“You have a case to answer” court tells Akpobolokemi, others
EFCC claimed the funds were approved by ex-President Goodluck Jonathan for the implementation of a security project.
The Economic and Financial Crimes Commission (EFCC) had on Dec. 4, 2015, arraigned Akpobolokemi alongside five others, for allegedly diverting N2.6 billion from the coffers of NIMASA between December 2013 and May 2015.
Also charged along with Akpobolokemi are: Ezekiel Agaba, Ekene Nwakuche, Governor Juan, Blockz and Stonz Ltd and Al-Kenzo Logistic Ltd.
The accused had pleaded not guilty to the 22 charges pressed against them.
The prosecution had then opened its case and during trial, called a total of 12 witnesses and tendered 77 exhibits in a bid to establish its case.
After the prosecution closed its case, the accused, through their lawyers, filed no-case submissions, contending that the prosecution failed to established a prima facie case against them to warrant their entering any defence.
They had urged the court to uphold the no case submission and discharge the accused.
Delivering his ruling on Monday, the trial judge, Justice Ibrahim Buba noted that a plethora of cases had been cited by learned counsel in arguing their application for a no case submission.
Buba, however, pointed out that in delivering ruling on such no case submission the court is enjoined to keep its ruling as short as possible.
He said: “There are a plethora of cases listed by counsel, but the court is enjoined not to write its ruling as if it is writing its final judgment, but must keep its ruling as short as possible”.
Buba held that the charge was before the court and its ingredients are clear.
“The court therefore, cannot see the fuse in the argument that the prosecution has not made out a prima facie case against the defendants."
“When a judge is faced with a ruling on a no case submission, it is permissible for the ruling to be brief and simply read: “you have a case to answer.
“Consequently, the no case submission fails and is hereby overruled”.
The court therefore, adjourned the case to Oct. 30, Nov. 7 and Nov. 9 for the defence to open its case.
The News Agency of Nigeria (NAN) reports that in arguing Akpobolokemi’s no-case submission, his lawyer, Mr Joseph Nwobike (SAN), had contended that the EFCC failed to link his client with the alleged diversion of funds from NIMASA.
He added that his signature to such effect was never shown to the court, as such the first accused could not be held liable because he did not approve the security project and money disbursed.
Nwobike had also described the evidence given against the accused by prosecution witness, as mere hearsay with no legal weight.
He, had therefore, urged the court to come to the conclusion, that the first accused cannot be called upon to enter any defence, because no prima facie case had been established against him.
Other defence counsels had also made their arguments on their no case submission.
In response, the prosecutor, Mr.

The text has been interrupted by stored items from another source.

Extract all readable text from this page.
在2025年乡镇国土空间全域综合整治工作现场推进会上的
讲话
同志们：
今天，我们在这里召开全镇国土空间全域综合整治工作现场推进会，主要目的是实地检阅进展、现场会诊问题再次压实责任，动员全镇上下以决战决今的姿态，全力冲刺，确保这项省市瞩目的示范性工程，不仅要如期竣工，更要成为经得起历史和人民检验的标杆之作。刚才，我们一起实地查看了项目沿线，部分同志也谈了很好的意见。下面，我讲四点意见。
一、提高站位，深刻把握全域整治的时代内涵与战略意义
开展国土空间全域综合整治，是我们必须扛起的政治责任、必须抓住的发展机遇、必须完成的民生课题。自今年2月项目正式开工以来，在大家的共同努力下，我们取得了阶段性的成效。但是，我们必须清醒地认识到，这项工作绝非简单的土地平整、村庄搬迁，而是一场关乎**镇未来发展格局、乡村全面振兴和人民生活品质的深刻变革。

Rotimi Oyedepo, maintained that the testimonies of the 12 witnesses and 77 exhibits tendered had successfully linked Akpobolokemi to the alleged fraud.
He had argued that being the head and chief accounting officer of NIMASA at the time of the alleged fraud, Akpobolokemi could not by any stretch of imagination, claim to be innocent.

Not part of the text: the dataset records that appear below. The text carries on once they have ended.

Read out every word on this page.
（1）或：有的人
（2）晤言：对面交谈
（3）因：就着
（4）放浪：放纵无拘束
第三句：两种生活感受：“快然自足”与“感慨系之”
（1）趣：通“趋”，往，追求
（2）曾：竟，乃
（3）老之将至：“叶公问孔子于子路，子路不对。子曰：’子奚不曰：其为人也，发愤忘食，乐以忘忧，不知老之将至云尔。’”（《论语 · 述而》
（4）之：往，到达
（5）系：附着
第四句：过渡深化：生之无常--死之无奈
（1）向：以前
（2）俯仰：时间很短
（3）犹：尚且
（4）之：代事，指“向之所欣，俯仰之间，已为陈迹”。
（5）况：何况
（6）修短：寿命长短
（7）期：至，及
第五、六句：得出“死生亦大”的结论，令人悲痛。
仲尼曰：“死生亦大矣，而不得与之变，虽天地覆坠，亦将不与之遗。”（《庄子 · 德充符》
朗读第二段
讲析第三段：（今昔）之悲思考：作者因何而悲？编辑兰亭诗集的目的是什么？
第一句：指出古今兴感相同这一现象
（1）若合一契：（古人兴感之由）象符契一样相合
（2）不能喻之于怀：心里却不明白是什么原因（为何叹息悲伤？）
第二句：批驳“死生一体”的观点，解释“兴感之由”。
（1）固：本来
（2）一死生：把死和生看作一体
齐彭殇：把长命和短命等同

The prosecutor had further argued that even if it was the former president that approved the security project, Akpobolokemi was the head of NIMASA at the time, and constituted a committee to handle the project and also approved its funds.
He further submitted that the prosecution had established that, rather than its intended purpose, the funds were illegally converted to the personal use of the accused.
In the 22 count charges, the EFCC alleged that the accused induced the Federal Government to approve and deliver to NIMASA the sum of N795 million under false pretence and that the sum represented the cost for the implementation of the Security Code in Nigeria.
The alleged offence contravened the provisions of Section 8 (a) of the Advance Fee Fraud and Other Fraud Related Offences Act, 2006.